Retrieval is the hard part
Keeping a summary and a transcript store is straightforward. Deciding what to surface from cold storage at the right moment is where most implementations succeed or fail. The dominant approach is retrieval-augmented generation, where user messages get converted into vector embeddings and matched against stored memories by semantic similarity. Ask about a project you mentioned three weeks ago, and the system retrieves the relevant chunk and injects it into the prompt, so the model appears to recall something it was never told in this session.
The failure modes are instructive. Retrieve too little and the assistant feels forgetful, contradicting things the user clearly stated. Retrieve too much and you are back to bloating the context window, paying for tokens that add noise instead of signal. Semantic search also retrieves things that are topically similar but contextually wrong, which produces the unsettling experience of an assistant confidently referencing a detail that does not apply. Tuning the retrieval threshold, the number of chunks pulled, and how aggressively summaries compress is the real work, and it is workload-specific. A customer support bot and a coding assistant want very different memory policies.
Summarization compounds its own errors
The warm tier carries a subtle risk. Each time you summarize a summary, you lose information, and the losses accumulate. A fact mentioned once and folded into a paragraph, then folded again into a higher-level summary, can vanish entirely or mutate into something the user never said. Teams handle this by extracting structured facts separately, pulling out durable items like names, preferences, and decisions into explicit key-value records rather than trusting prose summaries to retain them. The summary handles narrative flow, the structured store handles facts that must survive, and the two are reconciled at retrieval time.
This split matters for correctness. Prose is lossy and unauditable. A structured record saying the user prefers metric units is something you can inspect, update, and delete. As privacy regulations push harder on the right to have data erased, that auditability stops being a nicety and becomes a requirement. You cannot reliably delete a fact that exists only as an implication inside a compressed paragraph.
What this means for teams building on top of models
The takeaway from Aditi's piece is that memory is an orchestration problem, not a model capability you wait for vendors to deliver. The context window will keep growing, but the economics of re-billing tokens on every call will not change, so the tiered approach has staying power regardless of how large windows get. Teams shipping AI features should budget for the memory layer as a distinct system with its own storage costs, latency characteristics, and tuning burden, rather than assuming a bigger model makes the problem disappear.
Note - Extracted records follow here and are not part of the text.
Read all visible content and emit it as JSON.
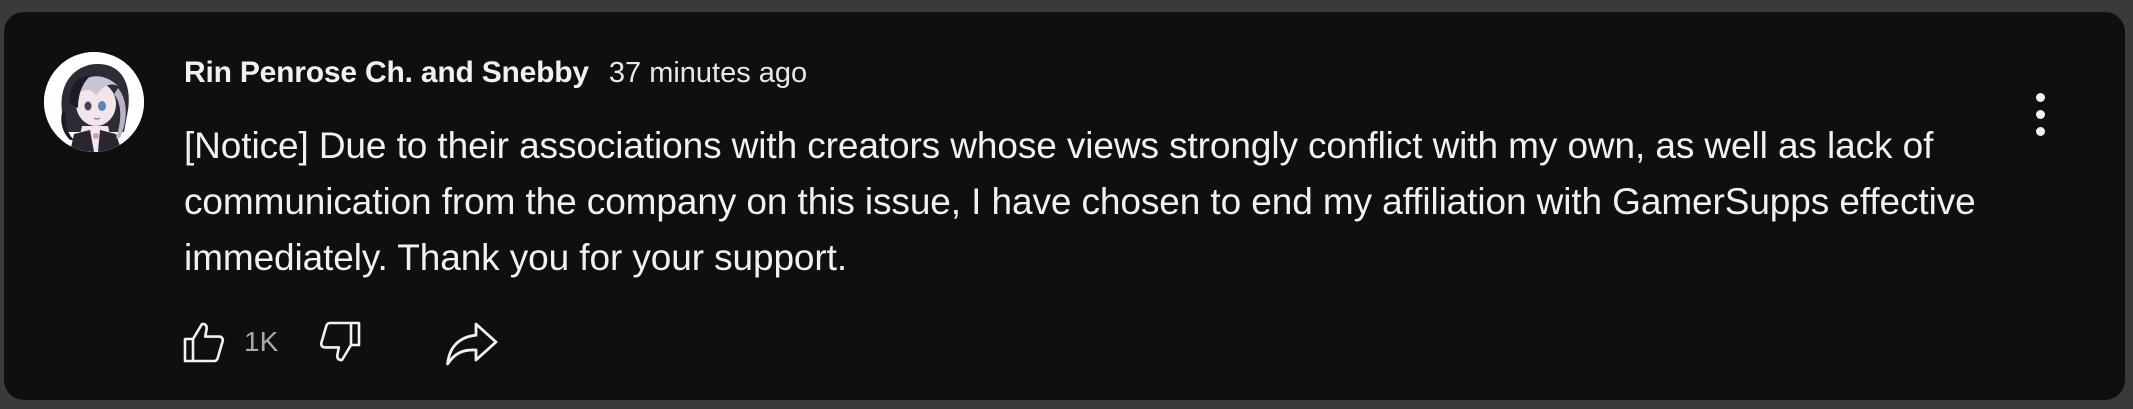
{
  "comment": {
    "author": "Rin Penrose Ch. and Snebby",
    "timestamp": "37 minutes ago",
    "text": "[Notice] Due to their associations with creators whose views strongly conflict with my own, as well as lack of communication from the company on this issue, I have chosen to end my affiliation with GamerSupps effective immediately. Thank you for your support.",
    "like_count": "1K"
  },
  "icons": {
    "avatar": "avatar-image",
    "like": "thumbs-up-icon",
    "dislike": "thumbs-down-icon",
    "share": "share-arrow-icon",
    "more": "vertical-ellipsis-icon"
  },
  "colors": {
    "background": "#0f0f0f",
    "text_primary": "#f1f1f1",
    "text_secondary": "#aaaaaa",
    "border": "#3b3b3b"
  }
}
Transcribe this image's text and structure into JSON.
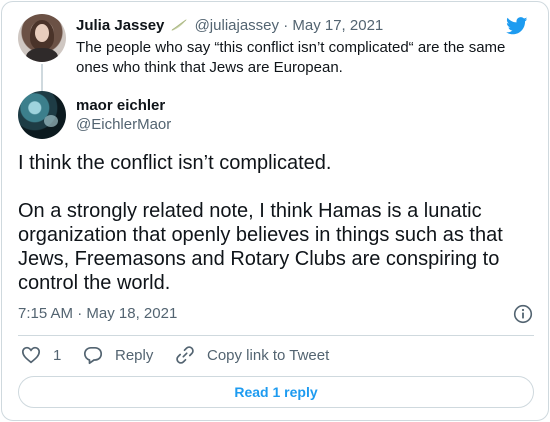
{
  "parent_tweet": {
    "author_name": "Julia Jassey",
    "author_handle": "@juliajassey",
    "separator": "·",
    "date": "May 17, 2021",
    "text": "The people who say “this conflict isn’t complicated“ are the same ones who think that Jews are European."
  },
  "tweet": {
    "author_name": "maor eichler",
    "author_handle": "@EichlerMaor",
    "paragraph_1": "I think the conflict isn’t complicated.",
    "paragraph_2": "On a strongly related note, I think Hamas is a lunatic organization that openly believes in things such as that Jews, Freemasons and Rotary Clubs are conspiring to control the world.",
    "time": "7:15 AM",
    "separator": "·",
    "date": "May 18, 2021"
  },
  "actions": {
    "like_count": "1",
    "reply_label": "Reply",
    "copy_link_label": "Copy link to Tweet"
  },
  "read_replies_label": "Read 1 reply",
  "colors": {
    "accent": "#1d9bf0",
    "secondary_text": "#536471",
    "border": "#cfd9de"
  },
  "icons": [
    "twitter-bird-icon",
    "leaf-icon",
    "info-icon",
    "heart-icon",
    "reply-icon",
    "link-icon"
  ]
}
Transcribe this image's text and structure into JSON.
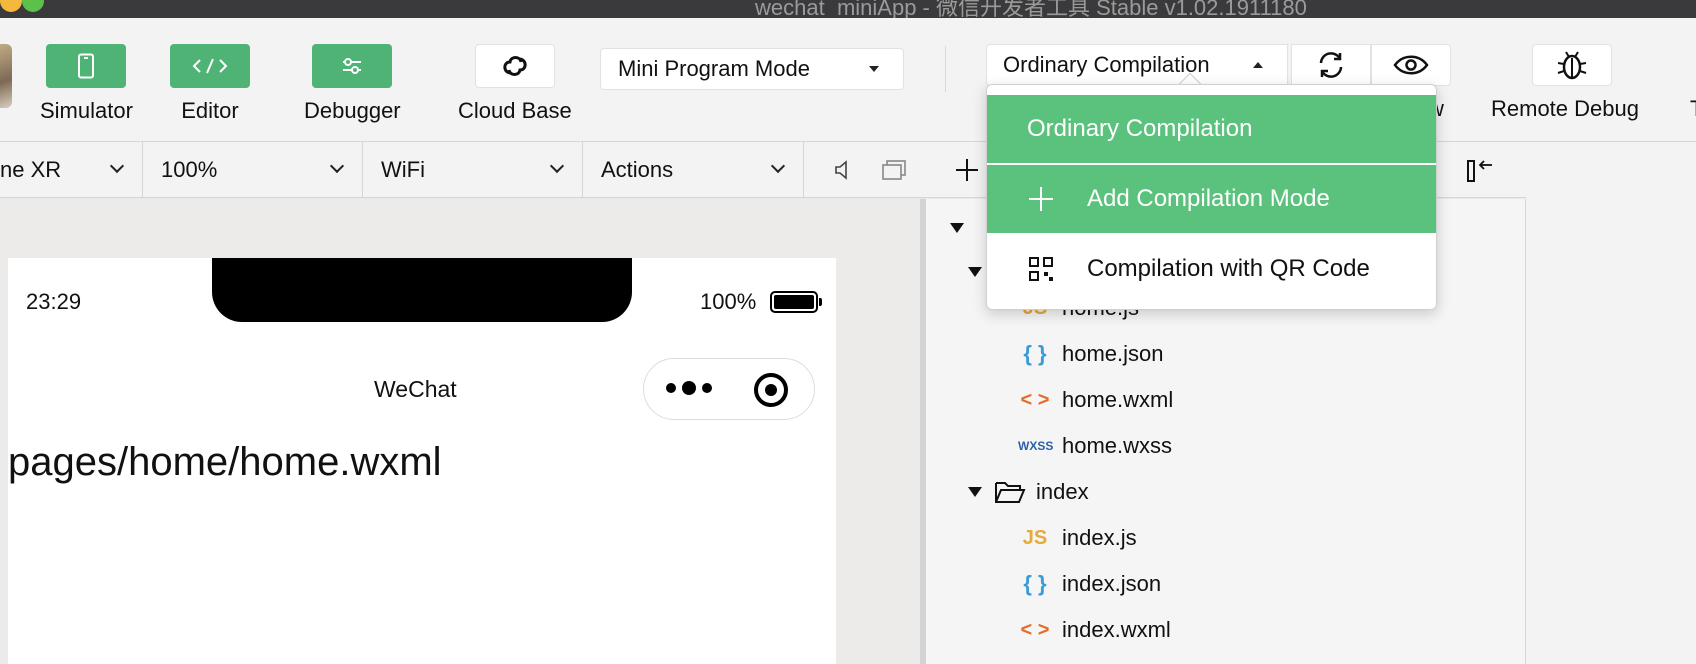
{
  "window": {
    "title": "wechat_miniApp - 微信开发者工具 Stable v1.02.1911180"
  },
  "toolbar": {
    "simulator_label": "Simulator",
    "editor_label": "Editor",
    "debugger_label": "Debugger",
    "cloud_label": "Cloud Base",
    "mode_value": "Mini Program Mode",
    "compile_value": "Ordinary Compilation",
    "preview_label_partial": "w",
    "remote_debug_label": "Remote Debug",
    "more_label_partial": "T"
  },
  "subbar": {
    "device": "ne XR",
    "zoom": "100%",
    "network": "WiFi",
    "actions": "Actions"
  },
  "simulator": {
    "time": "23:29",
    "battery": "100%",
    "nav_title": "WeChat",
    "page_path": "pages/home/home.wxml"
  },
  "tree": {
    "files_home": [
      {
        "name": "home.js",
        "type": "js",
        "icon": "JS"
      },
      {
        "name": "home.json",
        "type": "json",
        "icon": "{ }"
      },
      {
        "name": "home.wxml",
        "type": "wxml",
        "icon": "< >"
      },
      {
        "name": "home.wxss",
        "type": "wxss",
        "icon": "WXSS"
      }
    ],
    "folder_index": "index",
    "files_index": [
      {
        "name": "index.js",
        "type": "js",
        "icon": "JS"
      },
      {
        "name": "index.json",
        "type": "json",
        "icon": "{ }"
      },
      {
        "name": "index.wxml",
        "type": "wxml",
        "icon": "< >"
      }
    ]
  },
  "menu": {
    "items": [
      {
        "label": "Ordinary Compilation"
      },
      {
        "label": "Add Compilation Mode"
      },
      {
        "label": "Compilation with QR Code"
      }
    ]
  },
  "colors": {
    "accent_green": "#5bc27d",
    "toolbar_green": "#4fb375"
  }
}
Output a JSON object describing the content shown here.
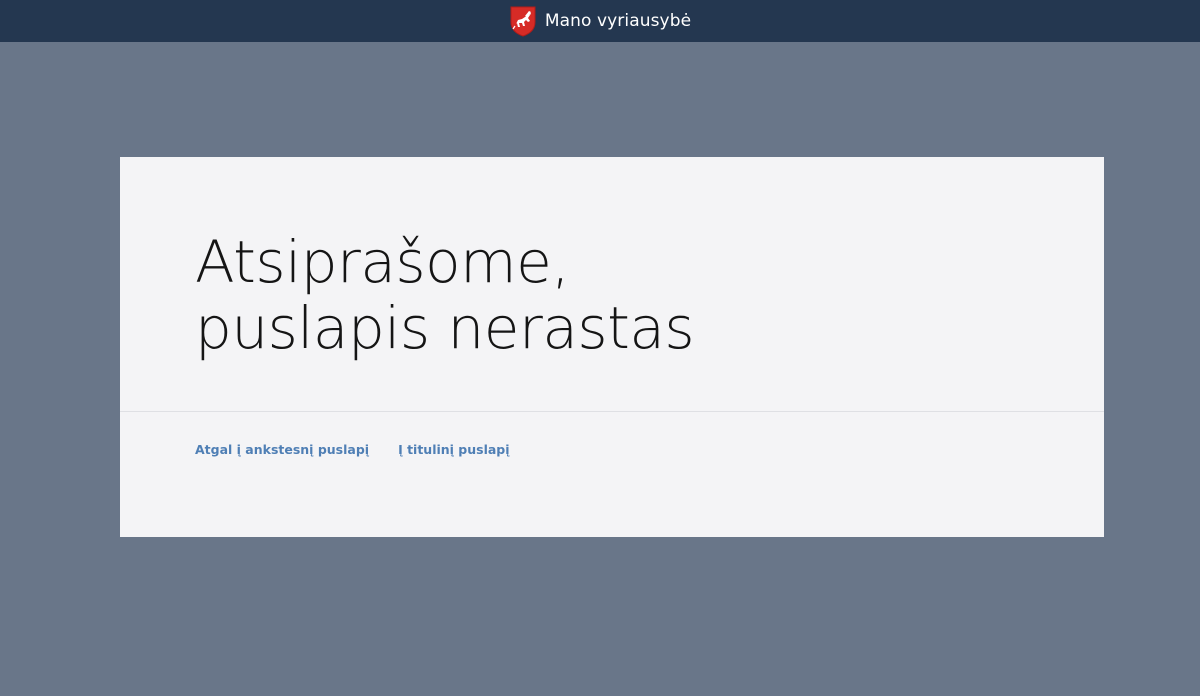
{
  "header": {
    "site_title": "Mano vyriausybė",
    "logo_icon": "coat-of-arms-vytis-icon"
  },
  "error": {
    "title_line1": "Atsiprašome,",
    "title_line2": "puslapis nerastas"
  },
  "links": {
    "back": "Atgal į ankstesnį puslapį",
    "home": "Į titulinį puslapį"
  },
  "colors": {
    "header_bg": "#243750",
    "page_bg": "#697689",
    "card_bg": "#f4f4f6",
    "link": "#4f7fb5",
    "shield_red": "#d62b26"
  }
}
The broader pattern is familiar to anyone who has built distributed systems. You are managing a cache hierarchy, balancing freshness against cost, and accepting that perfect recall is too expensive so you engineer for good-enough recall at a price that works. The novelty is only in the substrate. Vectors and summaries instead of pages and blocks. The discipline of deciding what to keep close and what to evict is the same one infrastructure engineers have practiced for decades, now applied to the strange new problem of making a stateless model feel like it knows you.